Skyline 2015 oyster seed experiment
07/03/17
I will be getting back into Skyline to analyze 2015 oyster seed experiment results.
I had to redownload the program and did so here: https://skyline.ms/project/home/software/Skyline/begin.view
I downloaded the version 3.7- 64bit
Since I had already done some work on this project back in October I am picking up where I left off.
Here is my skyline output file from before. It contains CGI_… codes.
Here is what the file looks before modification:
First I removed all of the #N/A and replaced with blanks.

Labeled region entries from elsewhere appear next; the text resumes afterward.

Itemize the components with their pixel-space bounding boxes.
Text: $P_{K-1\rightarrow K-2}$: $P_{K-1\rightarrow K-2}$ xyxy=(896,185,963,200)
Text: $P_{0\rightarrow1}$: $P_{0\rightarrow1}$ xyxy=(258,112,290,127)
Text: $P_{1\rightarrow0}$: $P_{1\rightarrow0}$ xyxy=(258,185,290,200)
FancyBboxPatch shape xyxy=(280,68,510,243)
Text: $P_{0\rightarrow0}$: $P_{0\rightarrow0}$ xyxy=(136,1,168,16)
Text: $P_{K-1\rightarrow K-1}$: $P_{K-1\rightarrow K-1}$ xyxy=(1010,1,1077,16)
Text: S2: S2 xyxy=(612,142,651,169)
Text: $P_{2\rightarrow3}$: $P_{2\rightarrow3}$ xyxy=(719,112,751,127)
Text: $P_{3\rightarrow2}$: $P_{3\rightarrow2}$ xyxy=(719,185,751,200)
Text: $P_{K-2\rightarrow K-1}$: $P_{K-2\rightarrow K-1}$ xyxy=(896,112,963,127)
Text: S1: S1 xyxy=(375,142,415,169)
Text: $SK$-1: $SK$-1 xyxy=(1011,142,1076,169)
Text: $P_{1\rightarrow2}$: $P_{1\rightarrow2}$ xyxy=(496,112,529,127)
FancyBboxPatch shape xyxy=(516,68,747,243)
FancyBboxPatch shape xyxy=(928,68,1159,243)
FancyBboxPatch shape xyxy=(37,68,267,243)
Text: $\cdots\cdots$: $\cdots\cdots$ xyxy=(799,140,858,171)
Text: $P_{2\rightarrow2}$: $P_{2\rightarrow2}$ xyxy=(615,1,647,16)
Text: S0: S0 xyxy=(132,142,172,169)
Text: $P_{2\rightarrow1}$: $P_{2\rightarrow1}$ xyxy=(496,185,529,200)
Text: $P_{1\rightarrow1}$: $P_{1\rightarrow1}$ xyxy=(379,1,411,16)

Then I created a Pivot table to sum the peak areas for each protein across all samples
Then I copied and pasted the results from the Pivot table to a new sheet to make it easier to work with.
I summed up all the areas for each protein across all samples. To look at the relative abundance of proteins between samples, I created 4 extra columns that calculate the percent contribution each sample has to that protein. For example, for Oyster sample 1, I took the Oyster 1 summed area and divided it by the total summed area across all samples and muliplied by 100. I also relabeled the oyster sample #’s with their identification from the experiment.
Finally I sorted the file by summed area column for all samples largest to smallest to orient the most abundant proteins towards the top of the file.
I copied and pasted these calculated percentages for each protein into a new file located here.
I joined it with Uniprot database with CGI codes and GO terms in Galaxy.
Here is the annotated Excel file with all of the proteins detected among the four samples with corresponding GO terms.
I tried unfolding these GO terms in Galaxy but it appears their unfold function is not working. I posted an issue #654 on Github and Sam wrote up a bash script for me to use on this file. I followed the directions he wrote up.
Here is my unfold script.
This was my input file AnnotatedproteinsGO.tabular and here was my output file unfolded.tab
Hooray!
In this step outlined above I had used a file where I had calculated the percent contribution of each sample to that protein. In these steps below, I repeat what I did above except I am using a file with the raw values for the “area” that I had gotten out of Skyline here: https://github.com/RobertsLab/project-pacific.oyster-larvae/blob/master/DIA_2015/skylineoutput_wNA.xlsx
I followed the same steps above to unfold the GO column and then I merged with the GOtoGOslim file in Galaxy similar to what I did when analyzing the 2016 data found here: https://ellior2.github.io/GoSlimRedone/
Here is the excel file I am working with now.
Then I created a Pivot table to sum the areas:
Here is a graph showing the GO slims for each of the four samples: Goslim 2015
Since the other molecular function category has a much greater range making it difficult to see the other categories, I removed it in this graph.